Lars Hedberg
- Full name: Lars Eric Christian Hedberg
- Date of birth: 20 September 1948 (age 76)
- Place of birth: Sydney, NSW, Australia

Rugby union career
- Position(s): Prop

Provincial / State sides
- Years: Team / Apps / (Points)
- New South Wales /  / ()

International career
- Years: Team / Apps / (Points)
- 1974: Australia

= Lars Hedberg =

Lars Eric Christian Hedberg (born 20 September 1948) is an Australian former international rugby union player.

Born in Sydney, Hedberg learned his rugby as a Cranbrook School pupil and afterwards played for Hawkesbury Agricultural College, which had a team in the second division of Sydney rugby. He was subsequently employed by the Soil Conservation Service, basing him in country New South Wales.

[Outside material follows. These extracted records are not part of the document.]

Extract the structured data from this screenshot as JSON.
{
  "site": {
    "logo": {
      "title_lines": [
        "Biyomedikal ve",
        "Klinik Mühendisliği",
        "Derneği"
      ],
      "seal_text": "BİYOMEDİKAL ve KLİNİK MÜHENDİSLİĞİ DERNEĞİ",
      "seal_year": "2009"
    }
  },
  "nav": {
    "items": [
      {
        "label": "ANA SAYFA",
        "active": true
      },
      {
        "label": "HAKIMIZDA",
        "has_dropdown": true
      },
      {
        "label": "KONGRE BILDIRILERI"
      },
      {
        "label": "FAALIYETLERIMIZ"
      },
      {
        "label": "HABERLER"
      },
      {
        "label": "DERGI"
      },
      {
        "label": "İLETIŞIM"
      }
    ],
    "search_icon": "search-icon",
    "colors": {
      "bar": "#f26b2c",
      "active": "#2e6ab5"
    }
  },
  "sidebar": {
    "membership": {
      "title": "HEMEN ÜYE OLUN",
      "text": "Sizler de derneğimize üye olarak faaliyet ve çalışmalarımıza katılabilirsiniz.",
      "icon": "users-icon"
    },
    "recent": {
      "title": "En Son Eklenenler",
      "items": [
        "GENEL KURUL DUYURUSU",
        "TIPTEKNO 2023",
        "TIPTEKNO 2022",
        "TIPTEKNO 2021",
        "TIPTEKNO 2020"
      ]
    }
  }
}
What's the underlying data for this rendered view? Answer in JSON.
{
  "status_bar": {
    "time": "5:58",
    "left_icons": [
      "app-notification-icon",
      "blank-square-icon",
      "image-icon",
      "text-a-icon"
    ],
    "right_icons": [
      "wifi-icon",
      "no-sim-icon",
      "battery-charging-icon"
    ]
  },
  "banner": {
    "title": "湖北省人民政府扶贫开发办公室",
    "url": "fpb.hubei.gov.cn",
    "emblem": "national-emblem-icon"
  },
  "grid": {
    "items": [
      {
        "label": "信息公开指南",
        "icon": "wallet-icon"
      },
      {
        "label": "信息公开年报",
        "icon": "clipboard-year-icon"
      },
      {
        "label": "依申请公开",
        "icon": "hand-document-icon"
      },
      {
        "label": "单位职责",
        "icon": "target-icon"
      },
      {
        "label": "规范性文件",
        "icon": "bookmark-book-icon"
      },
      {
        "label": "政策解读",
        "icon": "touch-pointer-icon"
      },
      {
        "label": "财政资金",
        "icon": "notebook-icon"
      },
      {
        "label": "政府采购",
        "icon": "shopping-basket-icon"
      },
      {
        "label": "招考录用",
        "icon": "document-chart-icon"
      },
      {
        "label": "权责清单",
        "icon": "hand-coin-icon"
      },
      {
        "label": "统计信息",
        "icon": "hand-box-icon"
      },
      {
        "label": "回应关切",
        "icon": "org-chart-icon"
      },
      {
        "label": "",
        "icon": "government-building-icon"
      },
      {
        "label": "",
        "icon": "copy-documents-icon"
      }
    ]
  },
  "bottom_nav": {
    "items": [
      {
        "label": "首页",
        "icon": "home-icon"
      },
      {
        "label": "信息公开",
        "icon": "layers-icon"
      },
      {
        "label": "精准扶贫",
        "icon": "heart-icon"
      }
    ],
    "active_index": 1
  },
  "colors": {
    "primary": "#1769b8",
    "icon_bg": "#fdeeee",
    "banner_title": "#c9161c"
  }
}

Hedberg, a prop, started out in country rugby with Goulburn and earned ACT representative honours. This was followed by selection to the NSW Country XV, through which he gained experience against international opposition, including the 1971 Springboks. He debuted for the NSW Waratahs in 1972 and two years later made the Wallabies squad for the second international against the touring 1974 All Blacks, replacing reserve prop Ron Graham who came into the XV for an injured John Meadows. On the bench for two Test matches, Hedberg never got a chance to take the field.